The AP survey found no evidence that Republican opposition is dwindling or that Mr. Obama has become a less-polarizing figure. Only about one in 10 Republicans said they approve of the job the president is doing.
“I just feel that he’s out of touch with what’s going on. I feel like he’s more concerned with his legacy than making change,” Angela Buckmaster, a 47-year-old Republican from Lansing, Michigan, told the AP.
Democratic pollster Jefrey Pollock, president of Global Strategy Group, said Mr. Obama represents stability “more than anything.”
“There’s not chaos. There’s not yelling. He’s the grown-up,” Mr. Pollock said in an interview. “The presidency allows him to do that, but also he’s clearly above the fray right now. That is leading some of the voters to look at him in a different light.”
Mr. Garin said independent voters, especially, are warming to Mr. Obama.
“That’s where they movement has occurred,” Mr. Garin said. “For much of his presidency, he was substantially underwater with independent voters. Now he’s at least reached a level plateau with them.”

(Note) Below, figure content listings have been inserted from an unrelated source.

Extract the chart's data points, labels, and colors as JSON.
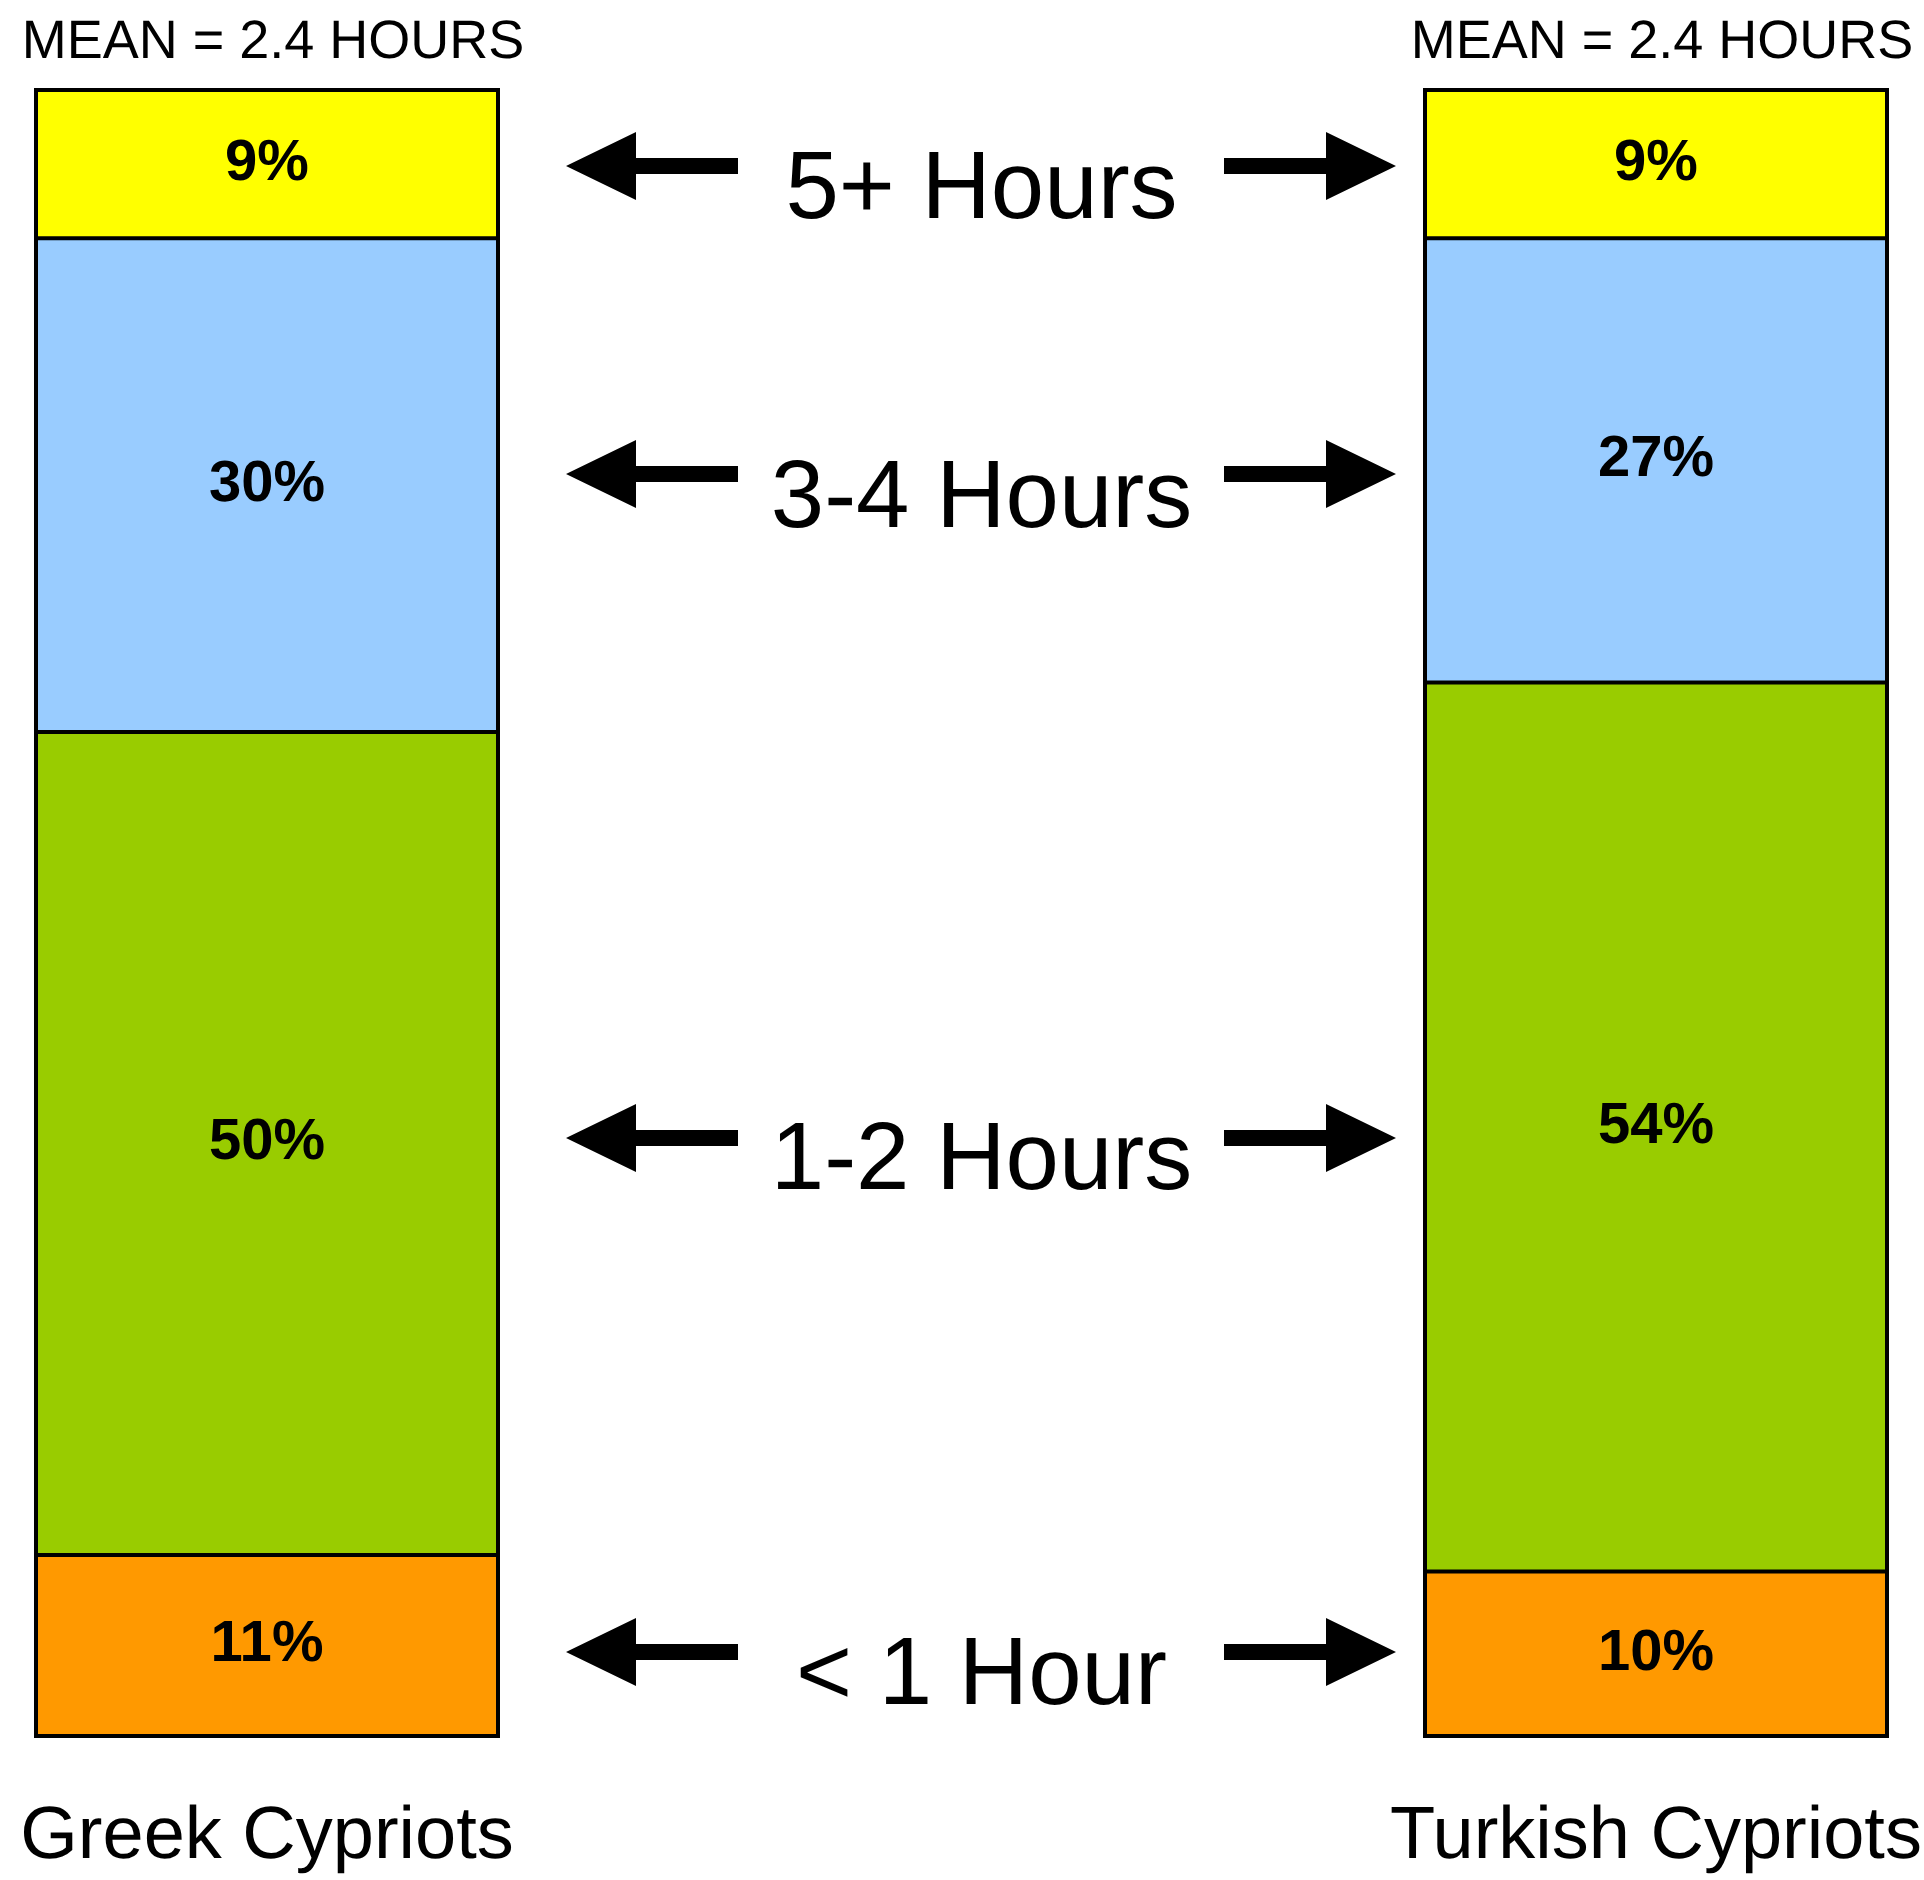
{
  "chart_data": {
    "type": "bar",
    "stacked": true,
    "categories": [
      "Greek Cypriots",
      "Turkish Cypriots"
    ],
    "series": [
      {
        "name": "< 1 Hour",
        "color": "#ff9900",
        "values": [
          11,
          10
        ],
        "value_labels": [
          "11%",
          "10%"
        ]
      },
      {
        "name": "1-2 Hours",
        "color": "#99cc00",
        "values": [
          50,
          54
        ],
        "value_labels": [
          "50%",
          "54%"
        ]
      },
      {
        "name": "3-4 Hours",
        "color": "#99ccff",
        "values": [
          30,
          27
        ],
        "value_labels": [
          "30%",
          "27%"
        ]
      },
      {
        "name": "5+ Hours",
        "color": "#ffff00",
        "values": [
          9,
          9
        ],
        "value_labels": [
          "9%",
          "9%"
        ]
      }
    ],
    "ylim": [
      0,
      100
    ],
    "tick_labels": "x",
    "legend": "center",
    "annotations": [
      "MEAN = 2.4 HOURS",
      "MEAN = 2.4 HOURS"
    ]
  }
}
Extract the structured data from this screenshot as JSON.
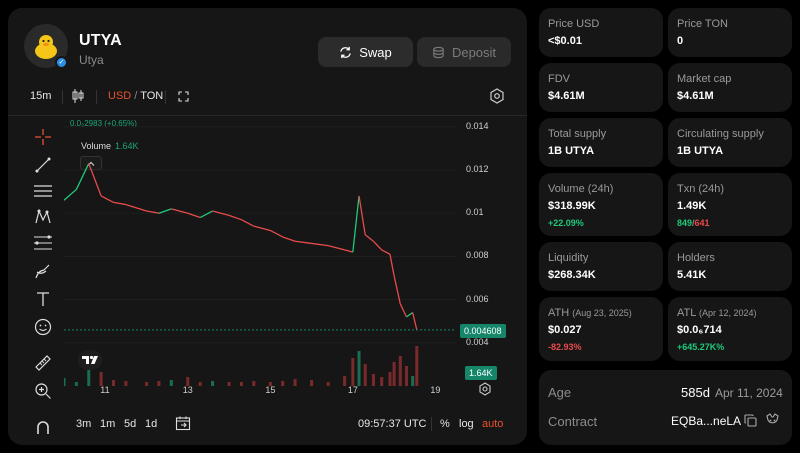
{
  "token": {
    "name": "UTYA",
    "symbol_subtitle": "Utya"
  },
  "actions": {
    "swap_label": "Swap",
    "deposit_label": "Deposit"
  },
  "toolbar": {
    "interval": "15m",
    "currency_active": "USD",
    "currency_sep": " / ",
    "currency_other": "TON"
  },
  "chart": {
    "price_change": "0.0₂2983 (+0.65%)",
    "volume_label": "Volume",
    "volume_value": "1.64K",
    "y_ticks": [
      "0.014",
      "0.012",
      "0.01",
      "0.008",
      "0.006",
      "0.004"
    ],
    "x_ticks": [
      "11",
      "13",
      "15",
      "17",
      "19"
    ],
    "current_price_tag": "0.004608",
    "current_volume_tag": "1.64K"
  },
  "chart_data": {
    "type": "line",
    "x_label": "",
    "y_label": "",
    "ylim": [
      0.002,
      0.0145
    ],
    "x_range": [
      10,
      19.5
    ],
    "series": [
      {
        "x": [
          10.0,
          10.3,
          10.6,
          10.9,
          11.2,
          11.5,
          12.0,
          12.3,
          12.6,
          13.0,
          13.3,
          13.6,
          14.0,
          14.3,
          14.6,
          15.0,
          15.3,
          15.6,
          16.0,
          16.4,
          16.8,
          17.0,
          17.15,
          17.3,
          17.5,
          17.7,
          17.9,
          18.0,
          18.15,
          18.3,
          18.45,
          18.55
        ],
        "values": [
          0.0106,
          0.0111,
          0.0123,
          0.0108,
          0.0105,
          0.0104,
          0.0101,
          0.01,
          0.0102,
          0.01,
          0.0098,
          0.0101,
          0.0099,
          0.0097,
          0.0094,
          0.0092,
          0.0089,
          0.0087,
          0.0086,
          0.0085,
          0.0083,
          0.0082,
          0.0108,
          0.009,
          0.0087,
          0.0083,
          0.0081,
          0.0071,
          0.0058,
          0.0052,
          0.0054,
          0.0046
        ]
      }
    ],
    "volume": [
      8,
      4,
      30,
      14,
      6,
      5,
      4,
      5,
      6,
      9,
      4,
      5,
      4,
      4,
      5,
      4,
      5,
      7,
      6,
      4,
      10,
      28,
      35,
      22,
      12,
      9,
      14,
      24,
      30,
      20,
      10,
      40
    ]
  },
  "bottom": {
    "ranges": [
      "3m",
      "1m",
      "5d",
      "1d"
    ],
    "time": "09:57:37 UTC",
    "percent": "%",
    "log": "log",
    "auto": "auto"
  },
  "stats": [
    {
      "label": "Price USD",
      "value": "<$0.01"
    },
    {
      "label": "Price TON",
      "value": "0"
    },
    {
      "label": "FDV",
      "value": "$4.61M"
    },
    {
      "label": "Market cap",
      "value": "$4.61M"
    },
    {
      "label": "Total supply",
      "value": "1B UTYA"
    },
    {
      "label": "Circulating supply",
      "value": "1B UTYA"
    },
    {
      "label": "Volume (24h)",
      "value": "$318.99K",
      "sub": "+22.09%"
    },
    {
      "label": "Txn (24h)",
      "value": "1.49K",
      "buys": "849",
      "sep": "/",
      "sells": "641"
    },
    {
      "label": "Liquidity",
      "value": "$268.34K"
    },
    {
      "label": "Holders",
      "value": "5.41K"
    },
    {
      "label": "ATH",
      "date": "(Aug 23, 2025)",
      "value": "$0.027",
      "sub": "-82.93%"
    },
    {
      "label": "ATL",
      "date": "(Apr 12, 2024)",
      "value": "$0.0₆714",
      "sub": "+645.27K%"
    }
  ],
  "info": {
    "age_label": "Age",
    "age_value": "585d",
    "age_date": "Apr 11, 2024",
    "contract_label": "Contract",
    "contract_value": "EQBa...neLA"
  },
  "colors": {
    "up": "#1fca7a",
    "down": "#e84b4b",
    "accent": "#e8522e",
    "card": "#161616"
  }
}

The development means that Mr. Obama will be able to inject himself credibly into the presidential campaign, Mr. Garin said, to the benefit of the eventual Democratic nominee.
“It’s much harder to conceive of a party keeping the White House for a third term if the incumbent president is far underwater,” he said. “There’s no real historical precedent for that. So the fact that he’s been able to raise his game in this way puts the Democratic nominee in much better stead.”
By contrast, Mr. Bush was viewed as a drag on Republican nominee John McCain in 2008, with the economy sinking and Mr. Bush’s job approval rating hovering in the mid-30s.
Still, there are rumblings among Democrats that they are not as satisfied with either Mrs. Clinton or Mr. Sanders as they have been with the president. Mr. Obama said late last week that he gets annoyed when Democrats tell him they are not excited about the party’s presidential primary.
The president told donors at a party fundraiser in Southern California, “There are times where, as devoted as all of you are, when I’m traveling through Democratic circles I see, ’Oh, Mr. President, we love you so, and we’re going to miss you so. And sometimes I’m not that excited about this election.’ And I say, ’I have no patience for that.’ I say to folks, ’We cannot be complacent, and we cannot be cynical, because the stakes are too high.’”
• Ben Wolfgang contributed to this report.